Pit crew members come to the aid of Austin Dillon after he was involved in a multi-car crash in a Nascar Sprint Cup series auto race at Daytona International Speedway
He was killed in a fairly innocuous, by Nascar standards, accident that the now universally used HANS (Head And Neck Support) device would most probably have prevented.
A mere bump on the wall by Dillon’s standards.
In the past 20 years the developments and innovations around the safety of drivers are too numerous to detail in full but every motorsport controlling body has pushed for more driver and crew safety measures and those measures, be they in F1, Rally, Nascar or IndyCar have helped to save lives.
There is always the risk that the unforeseen will happen.

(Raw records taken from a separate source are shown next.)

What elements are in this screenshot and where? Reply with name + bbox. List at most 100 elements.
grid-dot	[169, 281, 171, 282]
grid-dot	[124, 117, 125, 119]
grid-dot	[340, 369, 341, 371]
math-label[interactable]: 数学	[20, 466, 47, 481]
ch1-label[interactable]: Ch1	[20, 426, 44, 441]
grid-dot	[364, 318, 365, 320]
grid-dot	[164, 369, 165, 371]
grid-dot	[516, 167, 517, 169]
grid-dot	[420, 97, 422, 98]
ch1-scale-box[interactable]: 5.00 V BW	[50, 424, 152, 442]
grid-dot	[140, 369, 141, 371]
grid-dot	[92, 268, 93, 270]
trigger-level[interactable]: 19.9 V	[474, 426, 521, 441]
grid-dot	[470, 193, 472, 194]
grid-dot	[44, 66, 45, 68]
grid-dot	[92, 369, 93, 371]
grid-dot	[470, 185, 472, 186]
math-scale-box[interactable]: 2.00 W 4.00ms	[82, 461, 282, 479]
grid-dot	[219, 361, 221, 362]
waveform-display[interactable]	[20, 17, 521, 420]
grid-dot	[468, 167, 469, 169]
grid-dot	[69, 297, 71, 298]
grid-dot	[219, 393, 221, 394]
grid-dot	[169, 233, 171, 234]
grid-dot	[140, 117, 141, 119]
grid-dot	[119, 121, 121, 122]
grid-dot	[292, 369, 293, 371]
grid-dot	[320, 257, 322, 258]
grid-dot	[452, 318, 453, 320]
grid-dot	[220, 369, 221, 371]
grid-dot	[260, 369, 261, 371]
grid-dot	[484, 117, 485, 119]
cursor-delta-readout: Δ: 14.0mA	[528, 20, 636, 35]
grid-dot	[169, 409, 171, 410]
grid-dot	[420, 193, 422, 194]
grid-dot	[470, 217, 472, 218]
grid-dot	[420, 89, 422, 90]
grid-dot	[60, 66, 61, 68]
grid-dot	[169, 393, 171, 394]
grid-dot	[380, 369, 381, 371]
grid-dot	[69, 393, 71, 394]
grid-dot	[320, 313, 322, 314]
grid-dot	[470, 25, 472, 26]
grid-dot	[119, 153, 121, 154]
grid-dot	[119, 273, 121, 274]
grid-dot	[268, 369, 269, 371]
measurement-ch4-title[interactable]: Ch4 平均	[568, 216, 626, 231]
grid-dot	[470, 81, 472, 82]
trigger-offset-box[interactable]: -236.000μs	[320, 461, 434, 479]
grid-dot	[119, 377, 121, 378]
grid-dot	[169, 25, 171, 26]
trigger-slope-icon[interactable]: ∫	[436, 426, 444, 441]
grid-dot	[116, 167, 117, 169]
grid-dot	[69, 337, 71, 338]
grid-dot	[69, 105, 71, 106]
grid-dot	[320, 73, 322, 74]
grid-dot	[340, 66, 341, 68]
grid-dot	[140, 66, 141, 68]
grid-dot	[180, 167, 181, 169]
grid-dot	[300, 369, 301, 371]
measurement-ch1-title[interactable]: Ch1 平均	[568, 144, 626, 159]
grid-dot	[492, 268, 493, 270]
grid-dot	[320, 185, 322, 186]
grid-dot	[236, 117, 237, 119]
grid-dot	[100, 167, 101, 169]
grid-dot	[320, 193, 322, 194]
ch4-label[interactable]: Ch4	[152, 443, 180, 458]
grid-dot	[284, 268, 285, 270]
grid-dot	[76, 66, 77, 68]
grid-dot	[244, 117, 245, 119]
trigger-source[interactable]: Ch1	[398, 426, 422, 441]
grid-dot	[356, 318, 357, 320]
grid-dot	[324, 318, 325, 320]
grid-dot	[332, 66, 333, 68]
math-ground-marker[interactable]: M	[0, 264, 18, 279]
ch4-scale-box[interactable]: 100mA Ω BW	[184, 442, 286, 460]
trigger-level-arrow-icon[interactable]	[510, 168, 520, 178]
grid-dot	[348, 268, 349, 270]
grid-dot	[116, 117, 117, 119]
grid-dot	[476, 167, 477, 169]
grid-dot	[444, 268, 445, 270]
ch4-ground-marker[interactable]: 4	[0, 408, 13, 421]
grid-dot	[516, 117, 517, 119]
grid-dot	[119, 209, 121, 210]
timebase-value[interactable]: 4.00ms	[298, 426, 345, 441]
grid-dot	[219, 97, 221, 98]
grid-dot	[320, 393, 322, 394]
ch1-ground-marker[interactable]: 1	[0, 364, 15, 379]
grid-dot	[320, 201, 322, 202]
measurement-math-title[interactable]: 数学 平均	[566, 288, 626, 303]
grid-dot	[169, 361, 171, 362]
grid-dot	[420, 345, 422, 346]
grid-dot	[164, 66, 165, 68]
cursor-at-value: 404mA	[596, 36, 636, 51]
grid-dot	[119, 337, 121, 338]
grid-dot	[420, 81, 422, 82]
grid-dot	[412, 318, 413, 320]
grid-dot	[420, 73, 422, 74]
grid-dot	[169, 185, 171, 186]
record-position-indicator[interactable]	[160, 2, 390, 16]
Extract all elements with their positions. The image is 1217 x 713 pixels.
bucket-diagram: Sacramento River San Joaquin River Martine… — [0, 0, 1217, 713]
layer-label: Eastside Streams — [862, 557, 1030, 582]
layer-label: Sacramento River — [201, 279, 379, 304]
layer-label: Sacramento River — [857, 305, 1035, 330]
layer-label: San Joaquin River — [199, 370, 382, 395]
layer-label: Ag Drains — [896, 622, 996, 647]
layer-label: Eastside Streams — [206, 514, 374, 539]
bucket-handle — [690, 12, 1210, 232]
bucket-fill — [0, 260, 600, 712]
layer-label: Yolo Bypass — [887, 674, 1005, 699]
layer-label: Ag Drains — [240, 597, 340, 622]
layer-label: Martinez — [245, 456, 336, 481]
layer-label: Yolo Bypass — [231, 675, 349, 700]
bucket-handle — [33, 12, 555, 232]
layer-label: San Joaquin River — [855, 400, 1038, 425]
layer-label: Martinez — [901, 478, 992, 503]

The son of World Motorcycle and Formula 1 champion John Surtees was killed driving his race car when an errant wheel from another car bounced at speed into his single seater cockpit.
The death of Senna himself can be considered a “freak” incident, the like of which was never seen previously or since.
The risk that drivers, crews and teams run is an accepted risk but the risk to spectators of injury cannot be an acceptable risk.
Sure, it says on every entrance ticket that “Motor Racing is Dangerous” and the spectator attends at his or her own risk but that is not enough.
The car of Dillon impacted the catchfencing which then, incredibly, stopped the bulk of the debris from reaching the crowd and held the car on the track. Some spectators were injured, none seriously, but the potential for disaster was obvious.
What can be done to protect the crowds and the marshalls further? I don’t know.
Move them so far back that the cars appear to be mere Scalextric toys like some F1 circuits?
No, that destroys the reason the crowds go to see the racing.
Whatever changes come along there must also be big congratulations due to the Daytona track owners and the manufacturers of that catch fencing for effectively containing and therefore protecting the people in the stands.
As well as helping to protect the drivers themselves.